所以安庆绪只享受了没几年的父爱,然后就和他大哥一起被弃之如敝履了。
他大哥安庆宗因为缺爱变得暴躁无比,靠拳头维护自家的尊严,而挨拳头的安庆绪也就变得软弱而压抑,算是原生家庭悲剧。
当他听见杨昱那句随意而带有调侃的“安侄孙”,眉头极其细微地蹙了一下,但那点情绪迅速被更深沉的阴郁压下。
对于长安的贵族们津津乐道的所谓“辈分伦常”,安庆绪心底其实是疏离甚至有些轻蔑的。
作为杂胡人,其实他们在部族里不怎么在乎这些,只是在逐渐融入汉人圈子之后才觉得这事情貌似是重要的。
但也就是些口舌之利罢了。
他那父亲安禄山,之所以认下杨贵妃这个“义母”,也不过就是一桩赤裸裸的政治投资,一张通往权力核心的门票。
他来自营州苦寒之地,见惯了部落间的相互倾轧、屠杀、掠夺的血腥生存法则。
汉人的这些什么宗族礼法之类,在他眼里还是挺无所谓的。
在他内心深处,流淌着的是更为古老、更为严苛的信仰----他是一名袄教徒,汉人口中的拜火教徒。
他们所信奉的是光明与真理之神阿胡拉·玛兹达,其使者便是先知琐罗亚斯德,而圣火正是神的化身,象征着纯洁、力量与驱散黑暗的光明。
父亲和兄长曾经也是虔诚的教徒,也曾在他年岁尚幼时对他引导良多,只是如今父亲入朝当了官,慢慢地就不再虔诚、不再尊重神灵了。
安庆绪属于信徒中较为虔诚的那一类人,并非出于天然的狂热,而是信仰曾在他悲惨童年的孤寂与惶恐中,给了他一丝不易察觉的支撑。
信仰的力量,如同黑暗中摇曳的一点圣火,微弱却顽强地燃烧在他那习惯于压抑、审慎算计的懦弱灵魂深处。
他相信善恶终有报,光明终将战胜黑暗,但这并非虚无缥缈的慰藉,而是他理解世界、谋求生存和力量的规则。
他听了很多自家父亲近期的密谋,那些关于圣人与太子、关于长安与范阳、关于兵甲和野心的低语,像毒蛇般缠绕在安庆绪心头。
他心中既有种病态的亢奋,也充斥着令人窒息的恐惧----他心中名为野心的那颗种子似乎一直都在和他软弱敏感的精神作斗争。

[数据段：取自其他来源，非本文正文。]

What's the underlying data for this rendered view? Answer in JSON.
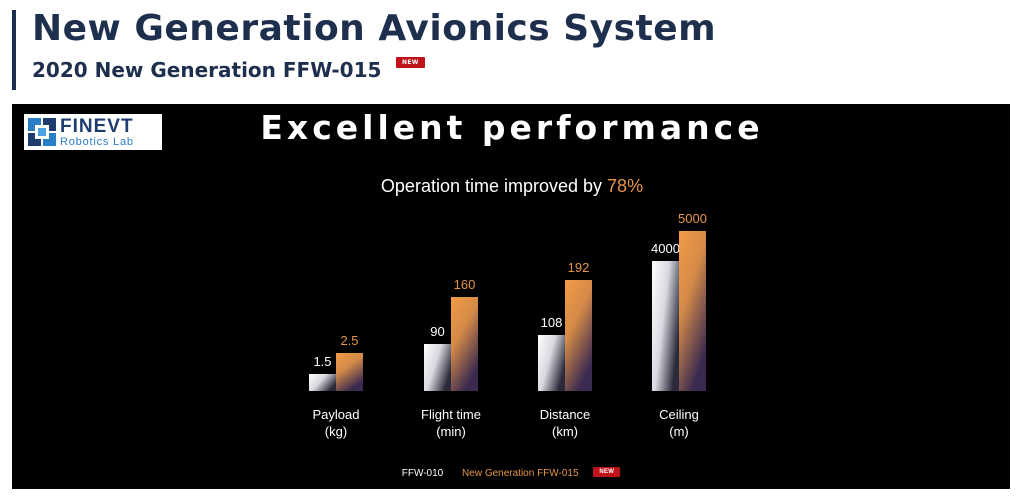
{
  "header": {
    "title": "New Generation Avionics System",
    "subtitle": "2020 New Generation FFW-015",
    "badge": "NEW"
  },
  "logo": {
    "name": "FINEVT",
    "sub": "Robotics Lab"
  },
  "panel": {
    "heading": "Excellent performance",
    "improvement_text": "Operation time improved by",
    "improvement_value": "78%"
  },
  "colors": {
    "title": "#1e2f4d",
    "accent": "#1e2f4d",
    "badge": "#c0121a",
    "new_series": "#e5954a",
    "panel_bg": "#000000"
  },
  "chart_data": {
    "type": "bar",
    "categories": [
      "Payload\n(kg)",
      "Flight time\n(min)",
      "Distance\n(km)",
      "Ceiling\n(m)"
    ],
    "series": [
      {
        "name": "FFW-010",
        "values": [
          1.5,
          90,
          108,
          4000
        ],
        "labels": [
          "1.5",
          "90",
          "108",
          "4000"
        ]
      },
      {
        "name": "New Generation FFW-015",
        "values": [
          2.5,
          160,
          192,
          5000
        ],
        "labels": [
          "2.5",
          "160",
          "192",
          "5000"
        ]
      }
    ],
    "title": "",
    "xlabel": "",
    "ylabel": "",
    "legend": "bottom",
    "grid": false,
    "scale": "independent per category",
    "legend_badge": "NEW"
  }
}
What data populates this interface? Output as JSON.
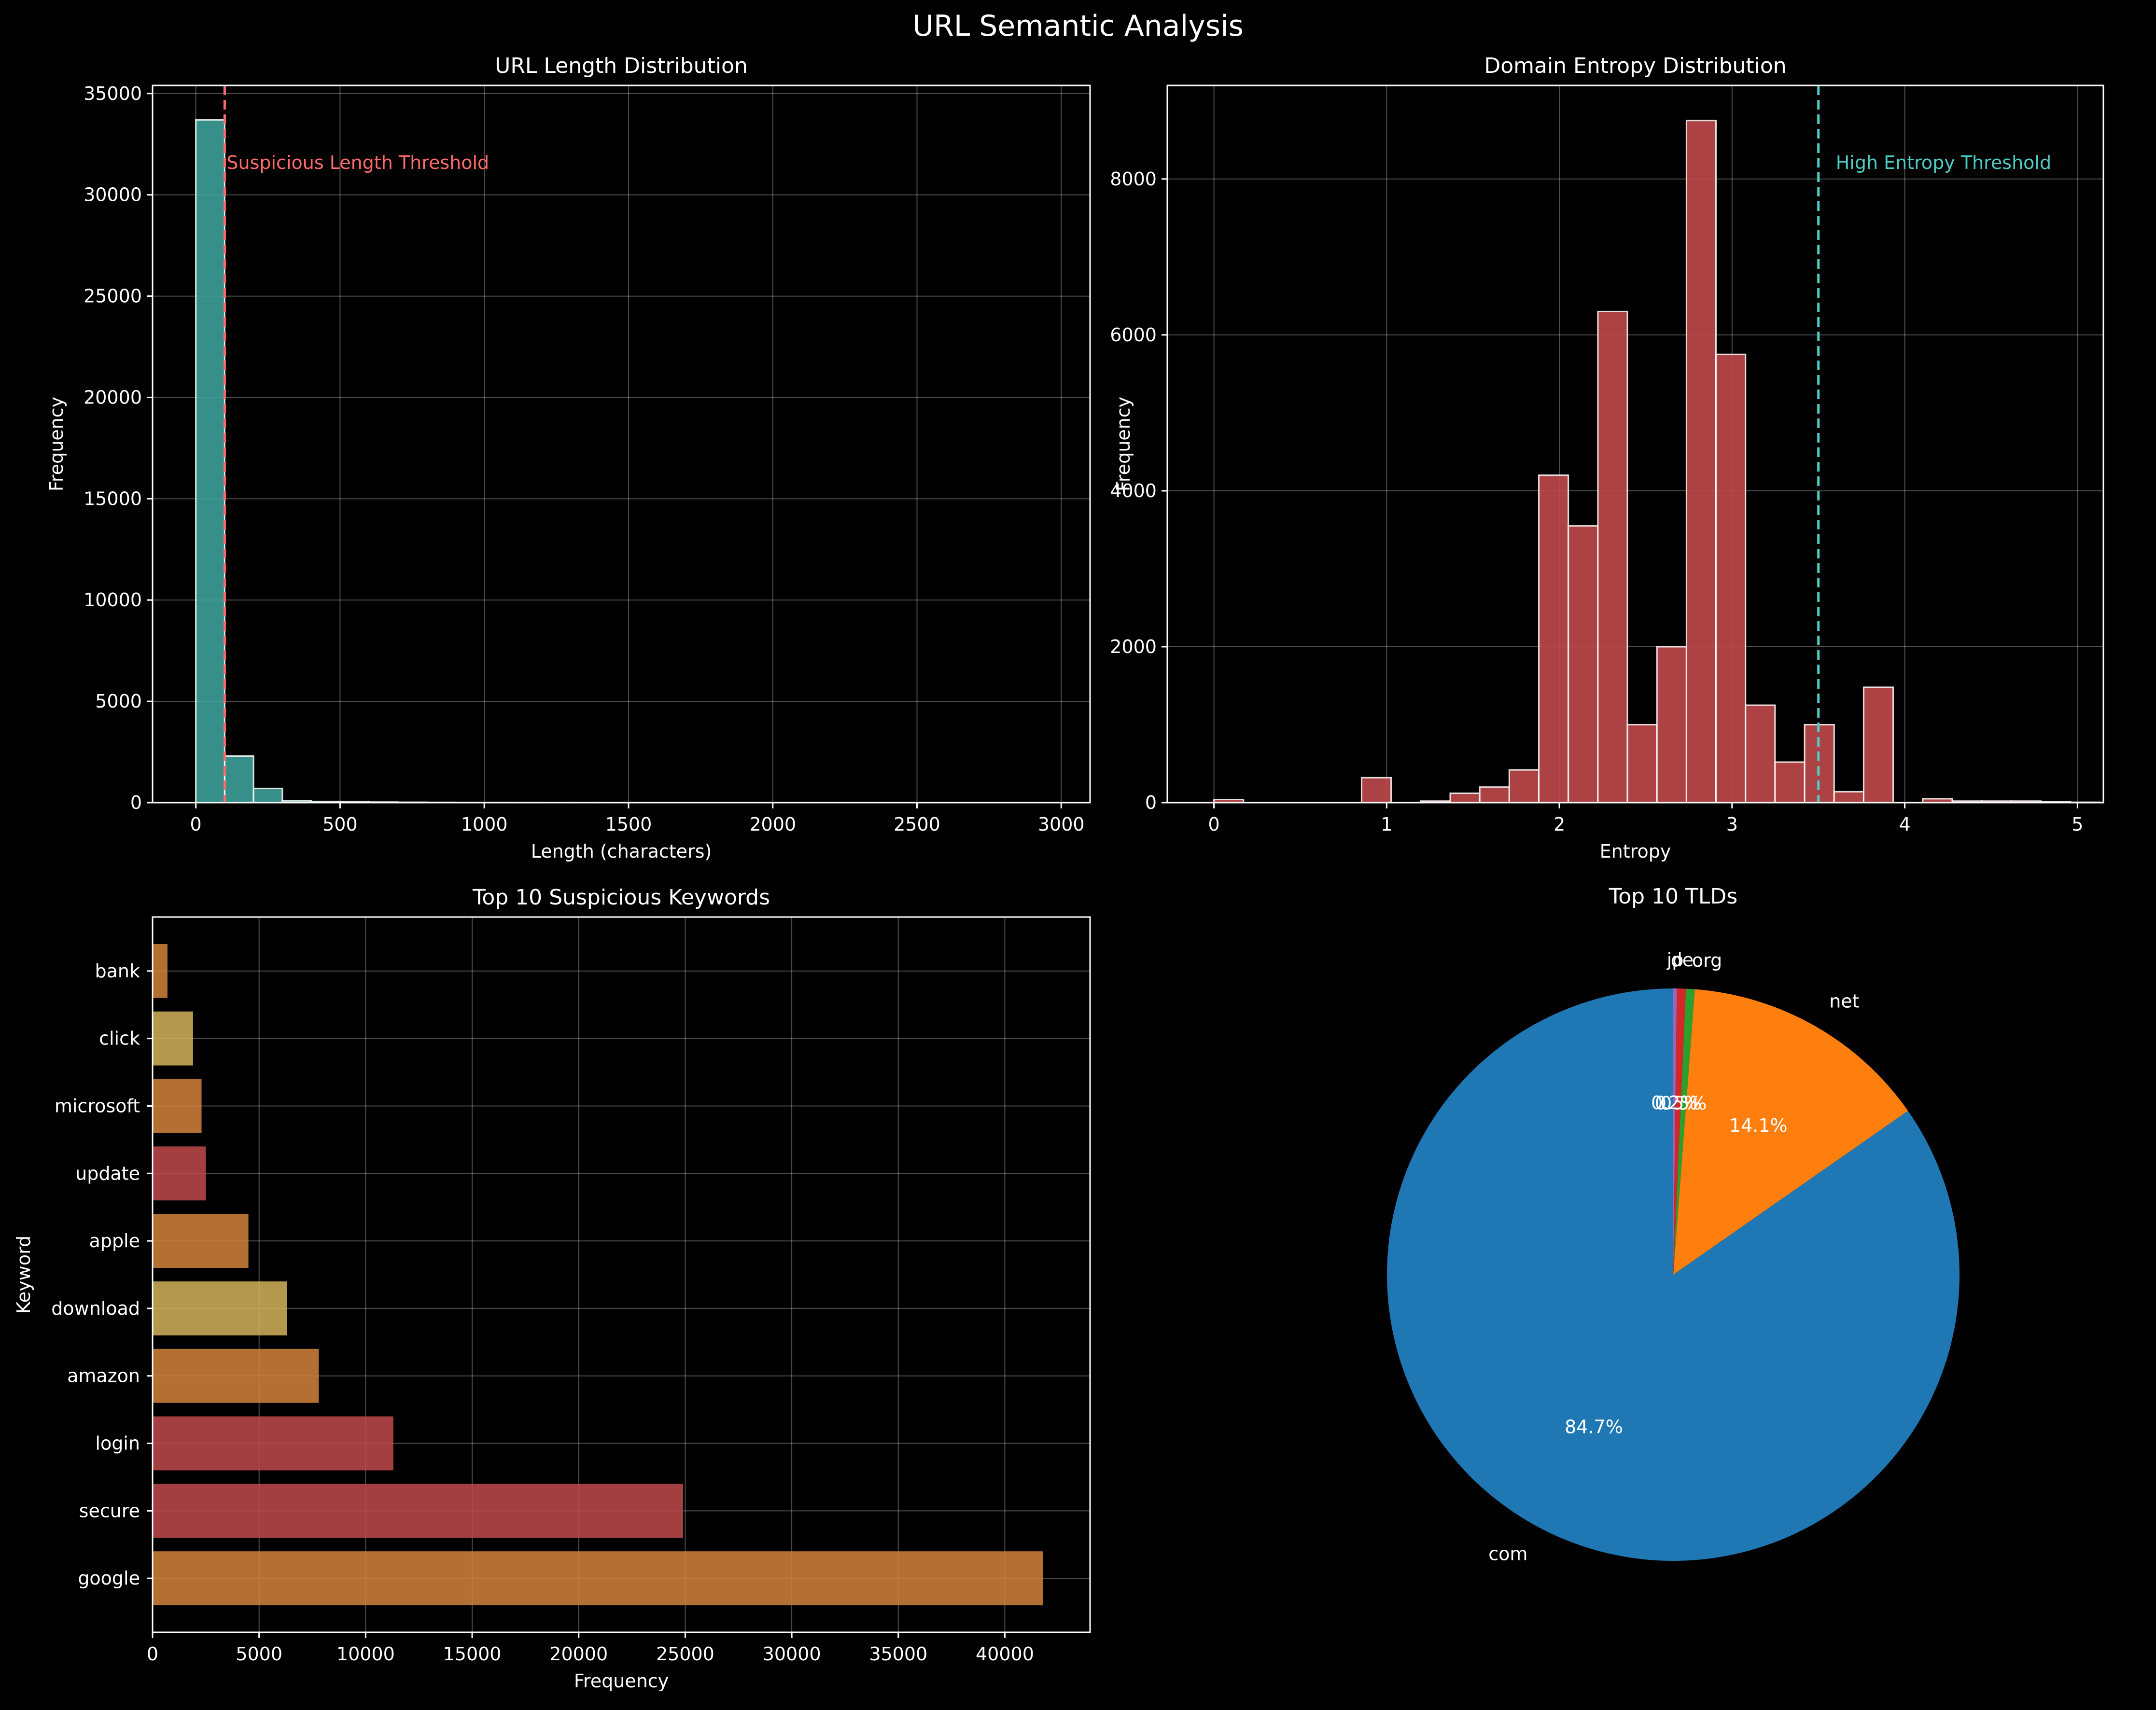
{
  "figure": {
    "title": "URL Semantic Analysis",
    "background": "#000000",
    "grid_color": "#ffffff",
    "text_color": "#ffffff"
  },
  "chart_data": [
    {
      "id": "url-length",
      "type": "bar",
      "subtype": "histogram",
      "title": "URL Length Distribution",
      "xlabel": "Length (characters)",
      "ylabel": "Frequency",
      "xlim": [
        -150,
        3100
      ],
      "ylim": [
        0,
        35400
      ],
      "xticks": [
        0,
        500,
        1000,
        1500,
        2000,
        2500,
        3000
      ],
      "yticks": [
        0,
        5000,
        10000,
        15000,
        20000,
        25000,
        30000,
        35000
      ],
      "bin_edges": [
        0,
        100,
        200,
        300,
        400,
        500,
        600,
        700,
        800,
        900,
        1000,
        1100,
        1200,
        1300,
        1400,
        1500,
        1600,
        1700,
        1800,
        1900,
        2000,
        2100,
        2200,
        2300,
        2400,
        2500,
        2600,
        2700,
        2800,
        2900,
        3000
      ],
      "values": [
        33700,
        2300,
        700,
        90,
        60,
        50,
        30,
        20,
        15,
        10,
        8,
        6,
        5,
        5,
        4,
        3,
        3,
        2,
        2,
        2,
        1,
        1,
        1,
        1,
        1,
        1,
        1,
        1,
        1,
        1
      ],
      "bar_color": "#40a8a0",
      "threshold": {
        "x": 100,
        "label": "Suspicious Length Threshold",
        "color": "#ff6b6b"
      },
      "grid": true
    },
    {
      "id": "domain-entropy",
      "type": "bar",
      "subtype": "histogram",
      "title": "Domain Entropy Distribution",
      "xlabel": "Entropy",
      "ylabel": "Frequency",
      "xlim": [
        -0.27,
        5.15
      ],
      "ylim": [
        0,
        9200
      ],
      "xticks": [
        0,
        1,
        2,
        3,
        4,
        5
      ],
      "yticks": [
        0,
        2000,
        4000,
        6000,
        8000
      ],
      "bin_start": 0,
      "bin_width": 0.171,
      "values": [
        40,
        0,
        0,
        0,
        0,
        320,
        0,
        20,
        120,
        200,
        420,
        4200,
        3550,
        6300,
        1000,
        2000,
        8750,
        5750,
        1250,
        520,
        1000,
        140,
        1480,
        0,
        50,
        20,
        20,
        20,
        10,
        5
      ],
      "bar_color": "#c0494c",
      "threshold": {
        "x": 3.5,
        "label": "High Entropy Threshold",
        "color": "#4ecdc4"
      },
      "grid": true
    },
    {
      "id": "suspicious-keywords",
      "type": "bar",
      "orientation": "horizontal",
      "title": "Top 10 Suspicious Keywords",
      "xlabel": "Frequency",
      "ylabel": "Keyword",
      "xlim": [
        0,
        44000
      ],
      "xticks": [
        0,
        5000,
        10000,
        15000,
        20000,
        25000,
        30000,
        35000,
        40000
      ],
      "categories": [
        "bank",
        "click",
        "microsoft",
        "update",
        "apple",
        "download",
        "amazon",
        "login",
        "secure",
        "google"
      ],
      "values": [
        700,
        1900,
        2300,
        2500,
        4500,
        6300,
        7800,
        11300,
        24900,
        41800
      ],
      "colors": [
        "#d4843c",
        "#d4b35b",
        "#d4843c",
        "#c0494c",
        "#d4843c",
        "#d4b35b",
        "#d4843c",
        "#c0494c",
        "#c0494c",
        "#d4843c"
      ],
      "grid": true
    },
    {
      "id": "top-tlds",
      "type": "pie",
      "title": "Top 10 TLDs",
      "start_angle": 90,
      "direction": "counterclockwise",
      "slices": [
        {
          "label": "com",
          "value": 84.7,
          "pct_label": "84.7%",
          "color": "#1f77b4"
        },
        {
          "label": "net",
          "value": 14.1,
          "pct_label": "14.1%",
          "color": "#ff7f0e"
        },
        {
          "label": "org",
          "value": 0.5,
          "pct_label": "0.5%",
          "color": "#2ca02c"
        },
        {
          "label": "de",
          "value": 0.5,
          "pct_label": "0.5%",
          "color": "#d62728"
        },
        {
          "label": "jp",
          "value": 0.2,
          "pct_label": "0.2%",
          "color": "#9467bd"
        }
      ]
    }
  ]
}
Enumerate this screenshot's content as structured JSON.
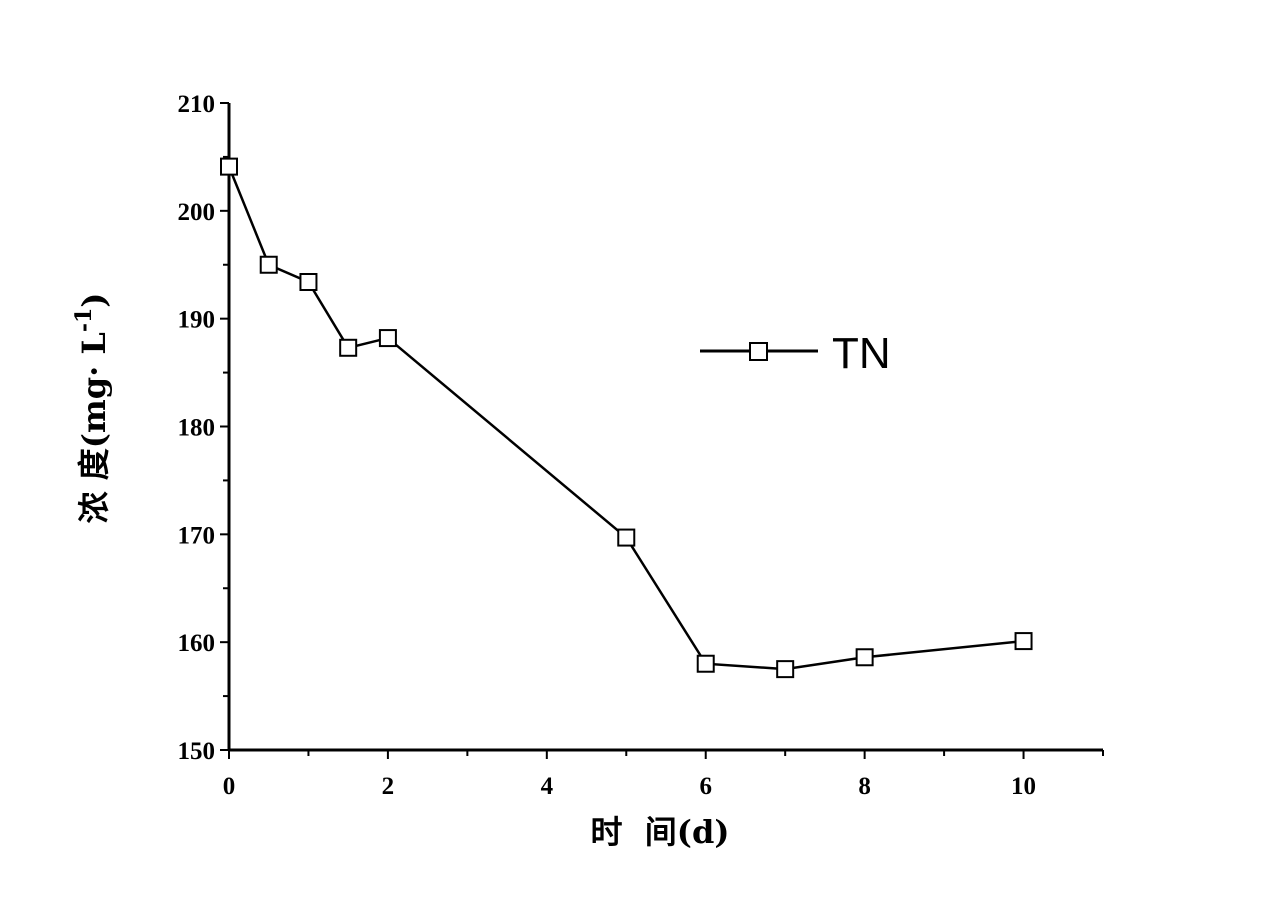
{
  "chart_data": {
    "type": "line",
    "title": "",
    "xlabel": "时  间(d)",
    "ylabel_main": "浓 度(mg· L",
    "ylabel_sup": "-1",
    "ylabel_close": ")",
    "xlim": [
      0,
      11
    ],
    "ylim": [
      150,
      210
    ],
    "xticks": [
      0,
      2,
      4,
      6,
      8,
      10
    ],
    "xtick_labels": [
      "0",
      "2",
      "4",
      "6",
      "8",
      "10"
    ],
    "yticks": [
      150,
      160,
      170,
      180,
      190,
      200,
      210
    ],
    "ytick_labels": [
      "150",
      "160",
      "170",
      "180",
      "190",
      "200",
      "210"
    ],
    "legend_position": "upper-right",
    "grid": false,
    "series": [
      {
        "name": "TN",
        "marker": "open-square",
        "color": "#000000",
        "x": [
          0,
          0.5,
          1,
          1.5,
          2,
          5,
          6,
          7,
          8,
          10
        ],
        "y": [
          204.1,
          195.0,
          193.4,
          187.3,
          188.2,
          169.7,
          158.0,
          157.5,
          158.6,
          160.1
        ]
      }
    ]
  }
}
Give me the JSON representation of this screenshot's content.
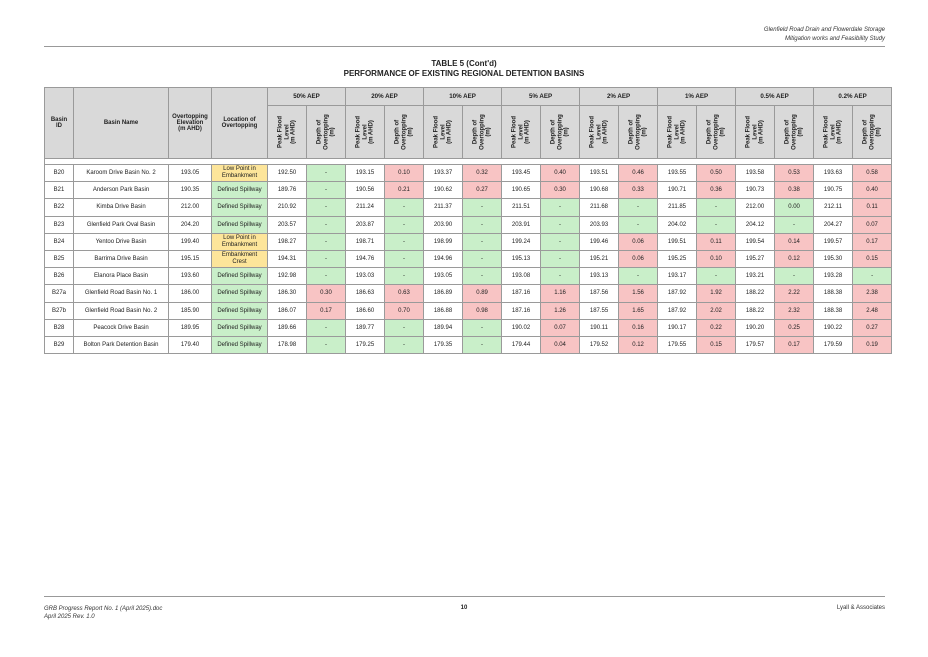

他在父亲宏大的野心和随时可能发生的毁灭中间战栗着,这种精神折磨使他更加迫切地需要某种更强大的启示或征兆来安定心神,指引方向,或者至少,解释这即将到来的滔天巨浪。
这时,杨昱的“火药”如同平地惊雷炸响。
当他通过父亲的消息渠道知道了那冲天巨响的来源时,安庆绪的精神在那瞬间几乎被一股难以言喻的战栗击穿!
走狗屎运、歪打正着?他听着父亲对此事的评价,回以的是无尽的沉默。他父亲已经完全不记得自己的信仰了,可是他还记得。
这绝不是偶然!
那瞬间爆发、焚毁一切、宛若灭世的力量,那与光明圣火之神紧密相连的烈焰!
在安庆绪深埋着信仰的心湖中,这只能是圣神琐罗亚斯德的启示在人间的显现,这是力量的具象化,是神意的垂青!
这突如其来的力量掌握在杨昱这个看似不羁、命运转折如鸿鹄的青年手中,绝不可能是凡俗的巧合!他一定是接收到了神谕!
可随即安庆绪又开始不解,在他的世界观里,神明分为善神和恶神,凡人自然也就被分为了好人与坏人。